14. yüzyılın meşhur sûfî âlimi, Şazeliyye tarikatının pirlerinden İbn Atâullah el-İskenderî kuddise sırruhû “Tâcü’l-Arûs” adlı eserinde kibir ve gafletin ne büyük tehlike olduğunu şöyle hatırlatır:
Nefsten daha çok borcunu geciktiren bir borçlu; şeytandan daha büyük bir düşman ve nefsin arzularından daha kuvvetli bir muhalif yoktur. Sana inecek olan manevî yardımı kibirden daha fazla engelleyecek bir şey de yoktur. Çünkü yağmur suları dağ tepelerinde değil, alçak yerlerde birikir. Kibirli kimselerin kalpleri de böyledir. Rahmet onların kalplerinden akarak tevazu sahiplerininkilere iner.
Kibirliden kasıt, hakkı kabul etmeyen kimsedir; elbisesi güzel olan değil. Kibir, hakkı kabul etmemek ve insanları küçük görmektir. Sanma ki sadece makam mevki sahibinde ve dünyaya dalanlarda olur. Akşam yemeği dahi bulamayan fakirde de kibir olabilir. Kibir, Allah Tealâ’nın yarattıklarına karşı büyüklenmek olduğundan kişinin halini bozar, düzeltmez.
Felakete maruz kalmış kişinin hapse düşmüş kimse olduğunu zannetme.

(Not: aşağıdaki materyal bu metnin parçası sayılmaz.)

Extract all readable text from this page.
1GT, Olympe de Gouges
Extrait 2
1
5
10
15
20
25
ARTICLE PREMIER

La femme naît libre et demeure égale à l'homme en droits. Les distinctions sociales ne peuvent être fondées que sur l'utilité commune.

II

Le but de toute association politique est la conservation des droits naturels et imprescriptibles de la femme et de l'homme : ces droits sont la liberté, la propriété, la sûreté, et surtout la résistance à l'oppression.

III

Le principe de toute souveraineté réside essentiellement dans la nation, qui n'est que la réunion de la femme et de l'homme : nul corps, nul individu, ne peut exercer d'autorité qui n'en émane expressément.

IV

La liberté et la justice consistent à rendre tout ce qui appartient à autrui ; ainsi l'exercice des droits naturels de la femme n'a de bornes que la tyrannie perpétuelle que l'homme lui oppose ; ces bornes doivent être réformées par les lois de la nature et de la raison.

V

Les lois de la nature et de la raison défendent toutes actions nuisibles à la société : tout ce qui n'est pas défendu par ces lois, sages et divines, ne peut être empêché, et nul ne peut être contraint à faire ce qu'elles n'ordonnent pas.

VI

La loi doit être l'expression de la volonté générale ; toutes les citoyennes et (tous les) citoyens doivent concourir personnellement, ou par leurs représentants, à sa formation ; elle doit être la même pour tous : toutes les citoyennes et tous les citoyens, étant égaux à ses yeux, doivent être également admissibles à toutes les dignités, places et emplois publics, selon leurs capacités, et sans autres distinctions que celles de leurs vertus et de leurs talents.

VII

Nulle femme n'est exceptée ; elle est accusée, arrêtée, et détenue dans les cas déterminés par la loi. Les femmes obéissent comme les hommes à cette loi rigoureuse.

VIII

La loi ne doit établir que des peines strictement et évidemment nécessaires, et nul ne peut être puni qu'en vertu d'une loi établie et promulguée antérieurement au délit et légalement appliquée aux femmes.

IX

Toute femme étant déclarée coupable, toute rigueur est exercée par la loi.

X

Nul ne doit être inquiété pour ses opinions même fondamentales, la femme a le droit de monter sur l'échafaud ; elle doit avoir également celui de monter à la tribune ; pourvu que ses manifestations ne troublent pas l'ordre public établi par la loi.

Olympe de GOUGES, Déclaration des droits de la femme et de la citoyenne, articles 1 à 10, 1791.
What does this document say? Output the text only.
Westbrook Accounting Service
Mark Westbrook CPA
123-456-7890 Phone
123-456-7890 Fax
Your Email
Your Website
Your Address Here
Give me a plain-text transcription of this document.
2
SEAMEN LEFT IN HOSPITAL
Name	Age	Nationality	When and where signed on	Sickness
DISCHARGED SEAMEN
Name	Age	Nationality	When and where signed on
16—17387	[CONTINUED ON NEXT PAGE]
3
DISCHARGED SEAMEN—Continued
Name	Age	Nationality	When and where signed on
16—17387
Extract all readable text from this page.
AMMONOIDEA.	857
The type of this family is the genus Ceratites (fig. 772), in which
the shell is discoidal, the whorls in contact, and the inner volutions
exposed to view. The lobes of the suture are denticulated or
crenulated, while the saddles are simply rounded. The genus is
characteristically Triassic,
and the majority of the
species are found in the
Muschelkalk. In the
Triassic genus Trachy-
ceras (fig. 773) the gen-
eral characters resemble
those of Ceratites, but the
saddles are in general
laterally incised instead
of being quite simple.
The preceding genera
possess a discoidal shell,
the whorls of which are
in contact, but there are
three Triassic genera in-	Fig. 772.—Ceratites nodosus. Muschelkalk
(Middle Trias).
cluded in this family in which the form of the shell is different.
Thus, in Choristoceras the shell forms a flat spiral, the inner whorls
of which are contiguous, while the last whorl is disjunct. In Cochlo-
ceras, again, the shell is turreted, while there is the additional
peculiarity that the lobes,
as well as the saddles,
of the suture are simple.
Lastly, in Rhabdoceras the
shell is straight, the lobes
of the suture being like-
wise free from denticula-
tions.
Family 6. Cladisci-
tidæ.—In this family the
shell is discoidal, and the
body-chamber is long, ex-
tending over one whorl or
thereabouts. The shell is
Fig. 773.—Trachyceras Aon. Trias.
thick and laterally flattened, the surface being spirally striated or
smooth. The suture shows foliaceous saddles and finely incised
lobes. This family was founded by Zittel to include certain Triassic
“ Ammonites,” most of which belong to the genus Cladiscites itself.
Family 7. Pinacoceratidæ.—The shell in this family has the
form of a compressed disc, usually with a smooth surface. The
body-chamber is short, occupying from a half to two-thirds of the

Asıl felakete uğrayan kişi, Allah Tealâ’nın emir ve yasaklarına asi olarak tertemiz beden ülkesini günah pisliğiyle kirletendir.
Parasını infak eden çoktur, fakat Allah Tealâ yolunda canını feda eden pek azdır. Ahmak kişi, çocuğunun ölümünden dolayı ağlar da Allah Tealâ’nın emir ve yasaklarına aykırı işlerinden dolayı ağlamaz. Bu kimse sanki hal lisanıyla, “Ben, beni Rabbim’den alıkoyan birinin gitmesinden dolayı ağlıyorum” demektedir. Halbuki onun yapması gereken, bundan dolayı üzülmemesi ve Rabbi’ne yönelmesidir. Çünkü Cenab-ı Hak kendisinden onu meşgul eden engeli bu ölüm sebebiyle ortadan kaldırmıştır.
Saçın sakalın ağardığı halde aklının küçük bir çocuk aklı gibi olması ve Allah Tealâ’nın senden istediğini anlayamamış olman ne kötü bir şey! Eğer sen akıllı biriysen sana ağlanmadan önce kendin için ağla!
Şüphesiz sen öldüğünde çocukların, eşin, hizmetçilerin ve dostların gerçekten senden ayrıldıkları için değil, senden gelecek faydalardan mahrum kalacakları için ağlarlar. O halde sen onlardan önce davranıp kendin için ağla ve de ki: “Bana hak olan, bana ağlanmadan önce benim Rabbim’den alacağım payın kaybolmasından dolayı ağlamamdır.”
Allah Tealâ sana vefa ile muamele ederken senin O’na isyanda bulunman cehalet olarak sana yeter. Yiğit kişi insanlar arasında bağırıp çağıran değil, nefsine bağırıp çağıran ve onu Allah’a döndürebilen kimsedir. Dünyanın sıkıntılarını büyük görüp ahiretin sıkıntılarını göz ardı eden kimse, kendisini parçalamaya gelen aslanı bırakıp da, tenini ısıran pireyle uğraşan kişiye benzer.
Allah Tealâ’dan gafil olan kimse şüphesiz önemsiz şeylerle meşgul olacaktır. O’ndan gafil olmayan ise O’ndan başka hiçbir şeyle meşgul olmaz. Senin için en güzel hal, dünya hayatını ahiret saadetini kazanma gayesiyle geçirmendir.
Ey dünyayı kazanmak için ahiretini heba eden! Askerin korkması ne çirkindir! Edebiyatçının dilde hata yapması ne çirkin! Zühd hayatı yaşamak isteyenin dünyayı arzulaması ne kadar çirkin! Yiğit kişi, kalbinin kötülüğünü sana gösteren değil, seni Allah adıyla terbiye edendir.